If you think of thinking as generating a bunch of a priori datapoints (your thoughts) and trying to find a model that fits those data, we can use this to classify some overthinking failure-modes. These classes may overlap somewhat.

  1. You overfit your model to the datapoints because you underestimate their variance (regularization failure).
  2. Your datapoints may not compare very well to the real-world thing you're trying to optimize, so by underestimating their bias you may make your model less generalizable out of training distribution (distribution mismatch).
  3. If you over-update on each new datapoint because you underestimate the breadth of the landscape (your a priori datapoints about a thing may be a very limited distribution compared to the thing-in-itself), you may prematurely descend into a local optima (greediness failure).

I'm afraid that I don't remember the specific name nor the specific formula (and a cursory Google search hasn't been able to job my memory), but there is also the concept within operations management of not optimizing a system too much, because that decreases effectiveness. If my memory serves, you can roughly think of it that if you are too highly optimized, your system is rigid/fragile and lacks the slack/flexibility to deal with unexpected but inevitable shocks.

I posted this to LessWrong as well, and one of the commenters there mentions the "performance / robustness stability tradeoff in controls theory". Is that the same as what you're thinking of?

Reminds me of the result in queueing theory, where (in the simplest queue model) going above ~80% utilisation of your capacity leads to massive increases in waiting time.

I'm glad you included the Tony Hoare/Donald Knuth quote about premature optimization. As soon as I saw the title of this post I was hoping there would be  at least some reference to that.

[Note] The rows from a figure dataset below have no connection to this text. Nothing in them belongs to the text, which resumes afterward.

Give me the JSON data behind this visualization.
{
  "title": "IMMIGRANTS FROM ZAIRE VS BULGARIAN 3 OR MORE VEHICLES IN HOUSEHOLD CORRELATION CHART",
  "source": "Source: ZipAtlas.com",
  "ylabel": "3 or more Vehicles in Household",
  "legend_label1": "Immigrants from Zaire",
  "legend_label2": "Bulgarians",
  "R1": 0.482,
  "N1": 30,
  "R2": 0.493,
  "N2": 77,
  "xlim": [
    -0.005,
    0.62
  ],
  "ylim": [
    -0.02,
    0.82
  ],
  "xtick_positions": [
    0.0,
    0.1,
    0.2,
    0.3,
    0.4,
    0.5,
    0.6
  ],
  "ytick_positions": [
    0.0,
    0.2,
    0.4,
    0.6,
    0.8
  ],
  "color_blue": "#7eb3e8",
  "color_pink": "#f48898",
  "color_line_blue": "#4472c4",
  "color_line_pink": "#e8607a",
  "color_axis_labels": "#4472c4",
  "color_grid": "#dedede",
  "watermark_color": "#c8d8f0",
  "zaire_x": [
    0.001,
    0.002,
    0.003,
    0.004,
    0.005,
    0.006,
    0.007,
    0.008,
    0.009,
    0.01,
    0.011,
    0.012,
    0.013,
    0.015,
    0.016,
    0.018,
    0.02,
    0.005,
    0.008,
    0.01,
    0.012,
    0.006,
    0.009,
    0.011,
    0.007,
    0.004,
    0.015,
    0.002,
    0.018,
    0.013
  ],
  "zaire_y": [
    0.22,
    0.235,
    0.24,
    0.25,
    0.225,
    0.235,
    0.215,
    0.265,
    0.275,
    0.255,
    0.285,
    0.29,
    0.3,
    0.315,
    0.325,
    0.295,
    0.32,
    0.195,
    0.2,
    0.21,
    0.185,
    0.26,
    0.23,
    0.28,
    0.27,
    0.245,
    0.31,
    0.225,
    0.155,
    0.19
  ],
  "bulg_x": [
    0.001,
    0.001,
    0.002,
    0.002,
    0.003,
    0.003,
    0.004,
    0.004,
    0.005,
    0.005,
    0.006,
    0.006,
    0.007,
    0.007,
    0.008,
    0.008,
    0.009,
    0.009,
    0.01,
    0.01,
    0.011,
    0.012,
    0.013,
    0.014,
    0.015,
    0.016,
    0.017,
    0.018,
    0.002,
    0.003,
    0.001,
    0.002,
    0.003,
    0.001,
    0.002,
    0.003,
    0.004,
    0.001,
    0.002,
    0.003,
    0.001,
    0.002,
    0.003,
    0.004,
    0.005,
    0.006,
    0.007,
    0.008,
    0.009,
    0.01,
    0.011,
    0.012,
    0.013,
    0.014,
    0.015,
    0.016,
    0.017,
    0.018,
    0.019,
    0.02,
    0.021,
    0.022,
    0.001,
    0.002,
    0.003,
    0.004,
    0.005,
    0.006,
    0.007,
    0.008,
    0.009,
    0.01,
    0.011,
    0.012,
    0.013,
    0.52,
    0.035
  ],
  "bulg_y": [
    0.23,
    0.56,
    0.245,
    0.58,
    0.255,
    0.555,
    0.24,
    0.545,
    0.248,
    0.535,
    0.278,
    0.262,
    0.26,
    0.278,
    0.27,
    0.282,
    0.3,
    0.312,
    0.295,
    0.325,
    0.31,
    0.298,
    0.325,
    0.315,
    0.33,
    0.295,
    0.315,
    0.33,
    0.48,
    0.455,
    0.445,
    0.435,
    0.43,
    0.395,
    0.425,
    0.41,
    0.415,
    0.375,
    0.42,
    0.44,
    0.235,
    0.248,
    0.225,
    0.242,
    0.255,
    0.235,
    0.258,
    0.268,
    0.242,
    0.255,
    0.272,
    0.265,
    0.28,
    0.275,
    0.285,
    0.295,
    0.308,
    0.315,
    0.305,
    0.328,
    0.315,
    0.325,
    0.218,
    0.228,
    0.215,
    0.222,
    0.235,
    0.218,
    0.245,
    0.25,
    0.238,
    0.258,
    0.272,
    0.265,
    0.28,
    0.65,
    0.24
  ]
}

This is funny but I do not think that Goodhart's law is biting. Sometimes, measures can be optimal. Consider that all this Bob's 'suboptimal' development leads him to step back and see a better solution: the car driver is going to drive safely and Alice joins the introductions via videoconference. So, even being frantic about a metric, which is possibly not the ultimate target (the meeting going well?) can lead to a solution that meets this target, while also optimizes for the 'proxy' metric.

There is no need to explicitly reflect on purpose for this likely development toward an optimal solution. Actually, are you frantic about optimization for suboptimal optimization? I think so because perceived imposition may create inefficiencies. (Also take this as expressive writing.)